Prinsip tersebut juga dilestarikan oleh Khalifah Umar Ra. yang berusaha menyita atau menjaga aset selama dapat mendatangkan kemanfaatan bagi masyarakat. Umar pernah menyita tanah “ar-Rabdzah” dan diperuntukan bagi tempat penggembalaan kaum muslimin.
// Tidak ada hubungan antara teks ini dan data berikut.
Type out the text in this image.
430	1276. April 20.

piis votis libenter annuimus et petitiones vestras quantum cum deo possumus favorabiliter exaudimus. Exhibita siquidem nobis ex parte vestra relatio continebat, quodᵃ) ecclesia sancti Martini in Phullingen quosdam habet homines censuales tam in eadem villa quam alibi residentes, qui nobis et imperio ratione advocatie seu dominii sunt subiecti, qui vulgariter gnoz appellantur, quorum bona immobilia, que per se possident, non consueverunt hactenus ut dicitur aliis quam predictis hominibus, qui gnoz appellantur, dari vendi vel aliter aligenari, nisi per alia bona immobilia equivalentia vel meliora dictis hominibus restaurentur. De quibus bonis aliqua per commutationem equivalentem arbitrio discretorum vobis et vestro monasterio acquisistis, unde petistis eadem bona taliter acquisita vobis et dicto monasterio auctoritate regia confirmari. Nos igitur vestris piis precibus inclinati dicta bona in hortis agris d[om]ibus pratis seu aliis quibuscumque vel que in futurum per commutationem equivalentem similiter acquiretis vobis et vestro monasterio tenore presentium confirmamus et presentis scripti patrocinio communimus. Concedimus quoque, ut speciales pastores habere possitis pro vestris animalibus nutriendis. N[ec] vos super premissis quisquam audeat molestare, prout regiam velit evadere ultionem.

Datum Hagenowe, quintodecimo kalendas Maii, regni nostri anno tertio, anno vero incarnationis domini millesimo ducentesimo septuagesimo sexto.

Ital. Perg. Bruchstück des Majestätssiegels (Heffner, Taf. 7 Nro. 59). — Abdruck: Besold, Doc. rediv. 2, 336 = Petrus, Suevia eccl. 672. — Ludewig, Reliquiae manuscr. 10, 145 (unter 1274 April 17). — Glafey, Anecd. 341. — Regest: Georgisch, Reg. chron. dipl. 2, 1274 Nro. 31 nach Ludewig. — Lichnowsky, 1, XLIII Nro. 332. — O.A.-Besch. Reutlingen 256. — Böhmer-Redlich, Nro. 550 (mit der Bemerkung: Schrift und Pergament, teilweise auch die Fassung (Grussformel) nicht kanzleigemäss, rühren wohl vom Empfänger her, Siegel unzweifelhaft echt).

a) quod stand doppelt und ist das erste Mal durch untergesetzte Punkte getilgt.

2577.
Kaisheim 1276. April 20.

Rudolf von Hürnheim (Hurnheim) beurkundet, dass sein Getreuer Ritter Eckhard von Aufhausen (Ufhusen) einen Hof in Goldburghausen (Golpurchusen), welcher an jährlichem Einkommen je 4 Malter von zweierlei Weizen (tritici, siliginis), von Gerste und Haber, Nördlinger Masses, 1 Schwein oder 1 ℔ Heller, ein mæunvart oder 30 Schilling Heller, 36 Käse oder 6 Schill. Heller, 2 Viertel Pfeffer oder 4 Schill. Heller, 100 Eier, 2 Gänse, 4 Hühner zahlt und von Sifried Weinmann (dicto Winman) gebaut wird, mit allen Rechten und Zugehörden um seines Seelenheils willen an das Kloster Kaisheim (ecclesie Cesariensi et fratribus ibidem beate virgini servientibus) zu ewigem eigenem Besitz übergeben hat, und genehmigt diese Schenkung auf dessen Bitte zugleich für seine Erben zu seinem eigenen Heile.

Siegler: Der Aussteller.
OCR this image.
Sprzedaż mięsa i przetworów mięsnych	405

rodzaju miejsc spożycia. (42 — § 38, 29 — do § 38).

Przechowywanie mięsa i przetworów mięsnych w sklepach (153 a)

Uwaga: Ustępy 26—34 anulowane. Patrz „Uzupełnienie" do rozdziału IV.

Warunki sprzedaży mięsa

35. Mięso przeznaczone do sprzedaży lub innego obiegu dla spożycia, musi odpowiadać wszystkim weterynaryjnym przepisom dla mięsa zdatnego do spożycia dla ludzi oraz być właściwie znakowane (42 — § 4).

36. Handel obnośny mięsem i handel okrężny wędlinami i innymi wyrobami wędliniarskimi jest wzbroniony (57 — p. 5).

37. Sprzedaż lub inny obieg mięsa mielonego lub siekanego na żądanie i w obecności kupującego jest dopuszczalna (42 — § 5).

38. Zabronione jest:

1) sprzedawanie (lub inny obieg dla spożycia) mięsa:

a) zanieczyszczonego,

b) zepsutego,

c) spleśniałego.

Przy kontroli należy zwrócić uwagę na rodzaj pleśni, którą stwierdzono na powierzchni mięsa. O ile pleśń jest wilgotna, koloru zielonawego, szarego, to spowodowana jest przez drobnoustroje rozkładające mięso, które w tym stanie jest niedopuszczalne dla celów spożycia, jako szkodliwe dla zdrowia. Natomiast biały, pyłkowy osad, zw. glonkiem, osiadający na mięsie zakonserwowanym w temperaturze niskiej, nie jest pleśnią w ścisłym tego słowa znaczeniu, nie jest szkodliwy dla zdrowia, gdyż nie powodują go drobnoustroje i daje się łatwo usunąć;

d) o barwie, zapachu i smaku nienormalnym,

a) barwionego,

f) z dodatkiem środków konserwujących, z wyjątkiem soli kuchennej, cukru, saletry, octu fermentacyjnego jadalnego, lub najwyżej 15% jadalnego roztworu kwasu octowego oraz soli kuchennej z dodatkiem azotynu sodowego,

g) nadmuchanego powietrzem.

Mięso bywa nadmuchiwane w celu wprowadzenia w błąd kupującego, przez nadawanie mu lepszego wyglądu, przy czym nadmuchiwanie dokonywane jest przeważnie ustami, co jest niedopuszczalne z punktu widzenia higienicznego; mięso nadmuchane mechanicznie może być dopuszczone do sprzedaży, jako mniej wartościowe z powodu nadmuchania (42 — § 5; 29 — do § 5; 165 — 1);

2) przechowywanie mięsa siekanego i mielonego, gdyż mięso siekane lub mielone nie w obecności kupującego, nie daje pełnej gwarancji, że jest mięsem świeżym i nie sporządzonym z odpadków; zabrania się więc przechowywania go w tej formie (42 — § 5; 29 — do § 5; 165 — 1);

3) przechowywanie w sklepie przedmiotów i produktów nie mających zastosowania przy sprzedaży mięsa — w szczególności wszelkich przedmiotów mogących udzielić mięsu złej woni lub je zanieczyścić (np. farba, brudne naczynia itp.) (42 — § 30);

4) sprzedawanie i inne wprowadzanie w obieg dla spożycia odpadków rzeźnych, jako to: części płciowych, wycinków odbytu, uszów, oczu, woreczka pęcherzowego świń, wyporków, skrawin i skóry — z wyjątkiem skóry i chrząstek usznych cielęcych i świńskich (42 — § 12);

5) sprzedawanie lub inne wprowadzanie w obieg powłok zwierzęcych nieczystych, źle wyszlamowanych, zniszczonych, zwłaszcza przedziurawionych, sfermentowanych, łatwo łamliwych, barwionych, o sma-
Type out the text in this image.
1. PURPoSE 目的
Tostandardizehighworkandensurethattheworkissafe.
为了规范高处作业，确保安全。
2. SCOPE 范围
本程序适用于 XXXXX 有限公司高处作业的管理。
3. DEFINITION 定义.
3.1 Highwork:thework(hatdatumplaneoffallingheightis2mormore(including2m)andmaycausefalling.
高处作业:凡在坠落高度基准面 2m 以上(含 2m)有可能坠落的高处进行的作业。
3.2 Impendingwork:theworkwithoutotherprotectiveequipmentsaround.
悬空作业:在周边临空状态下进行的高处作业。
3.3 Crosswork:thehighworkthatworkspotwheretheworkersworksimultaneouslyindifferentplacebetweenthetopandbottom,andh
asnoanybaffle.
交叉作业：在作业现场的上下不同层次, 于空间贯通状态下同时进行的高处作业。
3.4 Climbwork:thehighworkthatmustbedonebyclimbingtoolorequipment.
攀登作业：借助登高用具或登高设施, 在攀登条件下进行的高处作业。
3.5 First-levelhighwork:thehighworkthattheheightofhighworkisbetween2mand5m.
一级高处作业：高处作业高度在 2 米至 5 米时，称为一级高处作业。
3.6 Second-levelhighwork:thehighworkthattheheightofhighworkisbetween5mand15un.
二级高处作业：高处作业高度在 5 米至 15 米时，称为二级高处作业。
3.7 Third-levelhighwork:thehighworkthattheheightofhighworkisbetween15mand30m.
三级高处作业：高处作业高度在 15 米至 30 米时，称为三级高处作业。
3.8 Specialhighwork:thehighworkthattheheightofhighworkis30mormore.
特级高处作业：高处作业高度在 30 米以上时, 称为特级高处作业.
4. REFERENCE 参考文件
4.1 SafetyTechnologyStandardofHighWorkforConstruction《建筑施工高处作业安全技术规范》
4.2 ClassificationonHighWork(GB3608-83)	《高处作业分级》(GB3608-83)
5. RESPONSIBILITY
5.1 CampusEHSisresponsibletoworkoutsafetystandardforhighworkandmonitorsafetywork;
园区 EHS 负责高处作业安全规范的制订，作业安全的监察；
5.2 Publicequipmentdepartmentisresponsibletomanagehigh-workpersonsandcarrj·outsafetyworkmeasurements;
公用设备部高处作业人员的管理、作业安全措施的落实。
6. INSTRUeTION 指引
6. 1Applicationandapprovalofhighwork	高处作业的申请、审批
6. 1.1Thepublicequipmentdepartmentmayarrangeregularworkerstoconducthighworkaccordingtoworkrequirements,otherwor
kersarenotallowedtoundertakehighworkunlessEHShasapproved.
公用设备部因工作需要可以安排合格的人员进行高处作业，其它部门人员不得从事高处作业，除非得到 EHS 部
Namun, kemudian datanglah pemilik tanah itu mengadu kepada Umar Ra. seraya berkata, “Wahai Amirul Mukminin, itu adalah tanah kami, dan kami butuh perjuangan untuk mendapatkannya pada masa jahiliyyah, dan kami sekarang telah masuk Islam, atas dasar apa Anda menyita tanah kami?” Kemudian Umar Ra., sebagai seorang pemimpin yang adil menjawab, “Seluruh kekayaan kita adalah kekayaan Allah, dan kita semua adalah hamba Allah. Demi Allah, jika saya tidak mengemban amanat Allah dan berjuang di jalan-Nya, maka tidak akan aku sita tanah ini walaupun hanya sejengkal.“ Kemudian Umar Ra. menjadikan tanah tersebut sebagai tempat penggembalaan bagi orang-orang kafir yang ingin mengembalakan hewan ternak mereka, dan tanah itu tidak diperuntukan bagi orang-orang yang telah kaya. Selanjutnya Umar Ra. berkata kepada orang yang disuruh untuk menjalankan amanah itu: “Belas-kasihinilah pada sesama manusia, takutlah kepada doa orang yang terzalimi, karena doanya akan dikabulkan. Perintahkanlah orang-orang miskin yang mempunyai unta dan kambing yang sedikit untuk menggembalakannya di tanah itu, dan cegahlah orang-orang kaya, dengan alasan, jika hewan ternak yang mereka miliki telah habis, mereka masih mempunyai pohon kurma dan lahan untuk bertanam. Akan tetapi jika hewan ternak yang punah itu milik orang miskin, mereka akan datang kepadaku dan berteriak: “Wahai Amirul Mukminin, apakah anda meninggalkan kami seperti ini, tidak mempunyai tempat untuk menyambung hidup. Padang tersebut lebih berharga bagi kami daripada emas dan perak.“ Selanjutnya Umar Ra. berkata kepada mereka: “ Tanah tersebut merupakan ajang perbuatan pada masa jahiliyyah. Setelah dikuasai oleh Islam, maka saya melihat banyak maslahat bagi kaum muslimin, karena itu saya sita untuk kepentingan publik.”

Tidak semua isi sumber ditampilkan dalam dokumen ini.